One possible scenario in this case would be to seek papal dispensation in respect of a child’s upbringing. Is this reliance on a positive response from the Vatican a satisfactory way to guarantee the royal succession? I agree with Mr Rees-Mogg that in these circumstances—this may answer the question put earlier by the noble Lord, Lord Deben—the legislation should be amended so that a regent should be appointed under the Regency Act 1937 to take on the role of Supreme Governor of the Church of England.

A further question raised in the other place is the relationship between Clauses 2 and 3. The Deputy Prime Minister warned against,

“mixing two things here. The restriction of who must seek the permission of the monarch to marry to six individuals is separate from the issue of whether the heir to the throne can marry a Catholic just as he or she can marry someone of other faiths”.

However, the Constitution Committee says:

“conceivably the Monarch could be expected to decide whether or not a person high in the line of succession should be allowed to marry a Roman Catholic”.

The 2013 report of the Constitution Committee highlights another area. It says:

“There is a lack of explanation in the explanatory notes for retaining a requirement of consent to certain royal marriages. On whether clause 3 is compatible with Convention rights (the right to marry), it is simply stated that ‘in the Government’s view there is a public interest in having special provisions’; that the clause has ‘a legitimate aim’ and is ‘proportionate’”.

Another issue highlighted by the Constitution Committee, which has been mentioned by other speakers, arises with the Duchy of Cornwall,

“which provides the source of revenue for the heir apparent to the throne. When the Duke of Cornwall succeeds to the throne, the Duchy automatically transfers to the new heir. At present, however, the Duchy can only be held by a male. If it is to continue to be held by the heir apparent to the throne, the Letters Patent for the Duchy will need to be altered”.

Finally in this area, the Constitution Committee focuses on the effect on hereditary peerages. When this Bill goes through, the European Court may take a view on female succession to peerages. I would support female inheritance but only if there were no male heirs at all.
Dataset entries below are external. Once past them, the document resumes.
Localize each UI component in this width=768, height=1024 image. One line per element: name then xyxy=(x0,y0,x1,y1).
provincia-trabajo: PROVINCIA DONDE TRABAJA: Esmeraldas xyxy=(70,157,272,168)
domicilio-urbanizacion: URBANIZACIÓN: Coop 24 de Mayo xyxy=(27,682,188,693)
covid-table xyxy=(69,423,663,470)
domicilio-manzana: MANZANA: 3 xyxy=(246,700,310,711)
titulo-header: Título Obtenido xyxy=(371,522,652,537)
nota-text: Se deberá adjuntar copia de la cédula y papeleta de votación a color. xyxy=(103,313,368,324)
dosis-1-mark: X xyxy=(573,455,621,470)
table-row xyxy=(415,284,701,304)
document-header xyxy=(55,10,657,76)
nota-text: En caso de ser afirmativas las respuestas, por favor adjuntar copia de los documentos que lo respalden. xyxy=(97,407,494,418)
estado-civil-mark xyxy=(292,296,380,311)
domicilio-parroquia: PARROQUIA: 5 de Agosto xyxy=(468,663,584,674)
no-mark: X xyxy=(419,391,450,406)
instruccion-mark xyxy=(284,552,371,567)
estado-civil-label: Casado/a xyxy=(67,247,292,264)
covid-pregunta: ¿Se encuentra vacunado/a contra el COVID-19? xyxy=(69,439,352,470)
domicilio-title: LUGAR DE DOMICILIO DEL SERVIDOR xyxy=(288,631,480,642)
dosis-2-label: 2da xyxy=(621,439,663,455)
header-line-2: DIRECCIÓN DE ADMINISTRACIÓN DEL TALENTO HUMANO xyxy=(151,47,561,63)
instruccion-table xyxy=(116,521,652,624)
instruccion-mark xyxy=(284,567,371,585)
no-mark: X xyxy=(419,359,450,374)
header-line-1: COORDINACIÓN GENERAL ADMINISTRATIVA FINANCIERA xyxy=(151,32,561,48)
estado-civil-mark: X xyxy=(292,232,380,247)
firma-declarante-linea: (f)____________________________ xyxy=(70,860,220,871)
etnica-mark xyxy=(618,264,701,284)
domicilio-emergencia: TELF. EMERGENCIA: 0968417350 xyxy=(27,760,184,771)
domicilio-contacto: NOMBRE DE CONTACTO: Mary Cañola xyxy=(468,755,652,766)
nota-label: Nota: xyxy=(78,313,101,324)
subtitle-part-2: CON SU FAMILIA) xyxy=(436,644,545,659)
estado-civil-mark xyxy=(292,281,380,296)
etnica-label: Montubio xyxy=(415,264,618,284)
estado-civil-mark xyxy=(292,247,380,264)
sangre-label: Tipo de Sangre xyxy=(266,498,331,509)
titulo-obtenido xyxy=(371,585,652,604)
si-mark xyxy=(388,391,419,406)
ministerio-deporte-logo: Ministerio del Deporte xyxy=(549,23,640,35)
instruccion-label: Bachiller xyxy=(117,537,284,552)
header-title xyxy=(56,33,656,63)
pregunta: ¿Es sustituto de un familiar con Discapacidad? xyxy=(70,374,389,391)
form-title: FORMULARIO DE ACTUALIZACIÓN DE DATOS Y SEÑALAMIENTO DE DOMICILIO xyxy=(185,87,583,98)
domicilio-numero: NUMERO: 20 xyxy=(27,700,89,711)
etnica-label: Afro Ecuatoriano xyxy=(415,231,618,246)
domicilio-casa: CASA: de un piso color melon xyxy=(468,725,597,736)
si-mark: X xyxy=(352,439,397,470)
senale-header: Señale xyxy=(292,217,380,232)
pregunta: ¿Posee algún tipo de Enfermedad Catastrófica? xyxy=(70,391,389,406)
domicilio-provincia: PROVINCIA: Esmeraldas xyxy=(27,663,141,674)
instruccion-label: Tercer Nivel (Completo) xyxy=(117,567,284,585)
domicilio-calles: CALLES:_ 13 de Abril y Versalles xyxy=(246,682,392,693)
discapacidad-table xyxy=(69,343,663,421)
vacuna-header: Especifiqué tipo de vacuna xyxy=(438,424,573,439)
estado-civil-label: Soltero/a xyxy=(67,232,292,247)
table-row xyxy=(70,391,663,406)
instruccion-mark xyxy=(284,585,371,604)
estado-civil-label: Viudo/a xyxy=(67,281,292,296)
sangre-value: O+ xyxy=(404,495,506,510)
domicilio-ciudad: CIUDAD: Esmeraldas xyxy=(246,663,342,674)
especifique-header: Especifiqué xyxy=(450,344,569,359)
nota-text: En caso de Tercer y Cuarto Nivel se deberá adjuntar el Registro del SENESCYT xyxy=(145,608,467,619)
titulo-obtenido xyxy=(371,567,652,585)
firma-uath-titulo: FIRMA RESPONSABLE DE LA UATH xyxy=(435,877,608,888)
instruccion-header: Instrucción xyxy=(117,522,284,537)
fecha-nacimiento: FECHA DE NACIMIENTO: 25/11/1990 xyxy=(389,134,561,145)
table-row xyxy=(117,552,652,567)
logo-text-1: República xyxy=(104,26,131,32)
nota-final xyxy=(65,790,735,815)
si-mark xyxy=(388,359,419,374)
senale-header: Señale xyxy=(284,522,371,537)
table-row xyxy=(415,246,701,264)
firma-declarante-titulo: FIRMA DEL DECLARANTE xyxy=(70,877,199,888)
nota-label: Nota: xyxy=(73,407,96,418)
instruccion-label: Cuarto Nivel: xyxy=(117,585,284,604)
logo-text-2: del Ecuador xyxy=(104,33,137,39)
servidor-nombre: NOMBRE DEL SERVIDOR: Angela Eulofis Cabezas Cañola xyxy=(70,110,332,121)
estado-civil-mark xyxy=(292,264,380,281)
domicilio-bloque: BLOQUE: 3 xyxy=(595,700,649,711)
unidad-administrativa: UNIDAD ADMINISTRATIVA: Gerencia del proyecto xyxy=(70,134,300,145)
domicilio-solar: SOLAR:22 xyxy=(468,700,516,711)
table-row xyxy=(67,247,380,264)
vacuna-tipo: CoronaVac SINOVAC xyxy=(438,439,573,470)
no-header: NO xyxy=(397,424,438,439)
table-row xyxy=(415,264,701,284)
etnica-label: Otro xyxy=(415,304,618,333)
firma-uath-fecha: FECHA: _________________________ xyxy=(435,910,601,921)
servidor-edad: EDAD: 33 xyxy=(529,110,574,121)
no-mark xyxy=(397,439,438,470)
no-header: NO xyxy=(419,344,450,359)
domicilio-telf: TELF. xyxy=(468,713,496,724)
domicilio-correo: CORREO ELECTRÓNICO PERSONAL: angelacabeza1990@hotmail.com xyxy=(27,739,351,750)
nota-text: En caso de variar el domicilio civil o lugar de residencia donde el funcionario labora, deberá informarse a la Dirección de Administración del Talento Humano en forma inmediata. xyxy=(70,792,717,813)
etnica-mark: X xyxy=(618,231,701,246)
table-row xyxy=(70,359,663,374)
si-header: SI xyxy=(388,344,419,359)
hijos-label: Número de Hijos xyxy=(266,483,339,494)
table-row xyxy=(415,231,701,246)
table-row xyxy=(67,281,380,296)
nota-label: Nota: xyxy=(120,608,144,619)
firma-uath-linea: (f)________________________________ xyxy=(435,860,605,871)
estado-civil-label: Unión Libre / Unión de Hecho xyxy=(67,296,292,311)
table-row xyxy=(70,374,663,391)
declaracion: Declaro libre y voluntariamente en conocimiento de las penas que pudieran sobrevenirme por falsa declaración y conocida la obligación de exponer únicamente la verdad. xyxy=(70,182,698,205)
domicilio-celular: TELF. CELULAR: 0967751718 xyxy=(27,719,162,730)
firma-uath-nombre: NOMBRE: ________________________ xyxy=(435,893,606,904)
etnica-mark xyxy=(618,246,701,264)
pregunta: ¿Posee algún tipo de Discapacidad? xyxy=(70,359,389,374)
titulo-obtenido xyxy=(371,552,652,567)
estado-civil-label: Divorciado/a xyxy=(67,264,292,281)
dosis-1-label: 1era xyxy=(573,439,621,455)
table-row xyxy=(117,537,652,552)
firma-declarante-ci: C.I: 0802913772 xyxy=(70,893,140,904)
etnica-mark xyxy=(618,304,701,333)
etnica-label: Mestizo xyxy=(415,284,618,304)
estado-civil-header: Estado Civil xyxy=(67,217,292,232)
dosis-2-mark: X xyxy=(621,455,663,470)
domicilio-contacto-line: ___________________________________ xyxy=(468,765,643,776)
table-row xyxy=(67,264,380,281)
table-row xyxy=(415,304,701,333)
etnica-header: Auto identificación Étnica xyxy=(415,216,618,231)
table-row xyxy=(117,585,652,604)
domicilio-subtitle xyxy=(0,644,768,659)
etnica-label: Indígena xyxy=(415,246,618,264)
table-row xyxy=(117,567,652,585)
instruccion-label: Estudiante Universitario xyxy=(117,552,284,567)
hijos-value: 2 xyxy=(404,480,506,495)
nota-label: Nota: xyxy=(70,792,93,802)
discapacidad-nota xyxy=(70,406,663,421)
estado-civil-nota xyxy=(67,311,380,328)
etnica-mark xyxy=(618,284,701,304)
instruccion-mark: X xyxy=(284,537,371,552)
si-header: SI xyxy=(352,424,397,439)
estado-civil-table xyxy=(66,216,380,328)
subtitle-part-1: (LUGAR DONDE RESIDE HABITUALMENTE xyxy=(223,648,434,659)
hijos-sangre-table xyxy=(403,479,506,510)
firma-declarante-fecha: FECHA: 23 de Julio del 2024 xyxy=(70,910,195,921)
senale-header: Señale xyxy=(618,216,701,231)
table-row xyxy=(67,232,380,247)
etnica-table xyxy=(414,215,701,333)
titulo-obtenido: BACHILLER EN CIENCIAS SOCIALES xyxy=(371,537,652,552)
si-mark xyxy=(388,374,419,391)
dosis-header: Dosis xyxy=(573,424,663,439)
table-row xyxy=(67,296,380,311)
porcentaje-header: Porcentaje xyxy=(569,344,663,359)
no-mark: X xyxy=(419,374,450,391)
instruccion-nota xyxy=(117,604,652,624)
I was going to bring up various points made by Mr Graham McBain, a lawyer well known and respected by the noble Lord, Lord Carlile of Berriew, but the noble Lord has already covered most of my ground. I ask the Minister to answer the queries put by the noble Lord, Lord Carlile, about the problem of the Roman Catholic Relief Act 1829 and possible faults in Clause 3 regarding the number of six persons, and to emphasise that even before the Act of 1772 the sovereign had a right under common law to prevent other members of the Royal Family, such as the Queen Mother, remarrying. Thus this Bill should abolish the right in common law.

One of Mr McBain’s concerns that was not mentioned by the noble Lord, Lord Carlile, is the esoteric topic of the Treason Act 1351, referred to in the schedule. I will spare your Lordships the unpleasant details of what is being amended. Suffice it to say that Mr McBain does not believe this part of the Act is still valid, and it should be scrapped altogether.

The Bill leaves unresolved a number of consequential matters which it should have clarified. First, if Prince William and his wife have a girl, thanks to the Bill she can become Queen. However, she cannot of right become of Duchess of Cornwall because the charter of 1377 governing the duchy provides only for a male. What is the situation about her becoming Princess of Wales? Secondly, the Bill seeks to remove anti-Catholic legislation preventing the sovereign having a Catholic wife. This is all well and good. It is obvious, as Mr McBain says, that legislation preventing Catholics and Jewish people from holding other state positions on account of their religion should be abolished. The Government have forgotten about the Roman Catholic Relief Act 1829—for instance, not allowing the Lord Chancellor to be a Catholic—and the Jews Relief Act 1858. These Acts will have to be repealed at some stage as they prevent Catholics and Jews holding other offices. This could be a subject for the Law Commission to consider.

In conclusion, I support the Bill overall but ask the Minister to consider seriously the various issues I have raised.